After many generations of lifetimes exploring reason, and well recorded exploits in doing so, reason needs to go further and further every time it is called for. The extent that we now need is practically damaging, the extent of doubt that is needed to understand and refute so many refutations and new understandings has become huge - and one who is now still able to get to the bottom of things needs to develop a practically obsessive mindset. Perhaps this is the danger to which the OP refers?

As to whether this makes us ‘great’ or not is disputable - doubtful! There is no surprise here, obviously. The potential damage that the necessary mindset can cause probably far outnumbers cases where years of repeated doubt has managed to pull itself back into practice and back out of doubt finally once again. Knowing this is not nearly enough to stop this - for why would one want to? How could one?
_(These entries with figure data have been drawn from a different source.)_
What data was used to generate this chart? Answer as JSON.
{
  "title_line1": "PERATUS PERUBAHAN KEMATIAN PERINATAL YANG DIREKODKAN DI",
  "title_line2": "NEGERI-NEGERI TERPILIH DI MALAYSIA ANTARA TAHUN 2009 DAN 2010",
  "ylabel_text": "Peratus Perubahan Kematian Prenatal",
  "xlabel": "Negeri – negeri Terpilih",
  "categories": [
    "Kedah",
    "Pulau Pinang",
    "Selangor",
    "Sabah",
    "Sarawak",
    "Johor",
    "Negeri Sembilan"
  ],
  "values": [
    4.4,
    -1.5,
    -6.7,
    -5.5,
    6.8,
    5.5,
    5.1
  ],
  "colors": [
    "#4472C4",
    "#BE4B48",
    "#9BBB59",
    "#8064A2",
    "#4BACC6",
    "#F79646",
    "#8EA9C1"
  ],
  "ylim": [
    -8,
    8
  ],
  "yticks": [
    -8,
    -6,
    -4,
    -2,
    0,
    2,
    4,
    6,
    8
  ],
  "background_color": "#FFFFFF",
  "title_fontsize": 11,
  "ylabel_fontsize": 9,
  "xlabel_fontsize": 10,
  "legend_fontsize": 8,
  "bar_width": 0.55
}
The question of whether we are the same person as we were earlier in our lives implies that we have an identity at all. We as people can not be contained in a particular part of the brain. The sum of the parts of the brain are necessary for there to be consciousness. It seems that consciousness must therefore be immaterial. For all of the parts of the brain can not be taken as pieces of consciousness. That is it is not possible to represent some sort of thought. Say the thought that there is a tree in front of me without making use of the necessary brain cells. There is not a certain brain cell that is a particular part of the tree and other brain cells that make up other parts of the image. In other words that individual cells within the brain are not qualitatively equivalent to the sum of the brain cells which produce a particular consciousness. Pieces of consciousness are not in certain parts of the brain. There are not pieces of the understanding that 2+2=4 in the brain. The idea does not make sense in pieces. Essence of 2+2=4 can only be understood as the composite of the numbers which make sense. Sure there is the understanding of the individual numbers and of equality. Such concepts in themselves require a massive number of brain cells to be present as ideas. Since ideas can not be pin pointed to a particular location within the brain it seems as though they must be immaterial.

how do I define a life? merely as the short period of time during which we (conscious beings) inhabit our present body. Think about it. we are not our bodies, or a product of our bodies. when does dull matter think and become self -aware? our defining quality is consciousness, and this is something subtle. Although our body, thoughts, and emotions constantly change, we remain the same individual. we are unchanging, and when the body grows weak and stops working, we inhabit a new body like someone changing clothes. We are eternal, constantly seeking love and fulfillment. This is our greatness.

I was watching I’m Not There the other day, and I suppose the question I asked about what constitutes a life is extremely well put therein as ‘the many lives of Bob Dylan.’ The most interesting being the Billy the Kid ‘life’. If I understand the movie correctly, it is the coherent underpinning of all the other ‘lives’. It’s like Dylan’s inner self, depicted in a surrealist context, and at the same time it represents the true reality of things which lies hidden behind that which appears real materially. I might be completely misinterpreting this however; I’m not much of a movie critic.

On another note, much of my original post was meant to be more of a brazen rant rather than a well argued philosophical discourse. I did not even supply argumentation for most of it. It’s meant to be somewhat silly, but mixed in with seriousness arbitrarily. Don’t take it too seriously.

Lastly, in case it’s not obvious to everyone, the title is a (rather bad) pun poking fun at Nietzsche.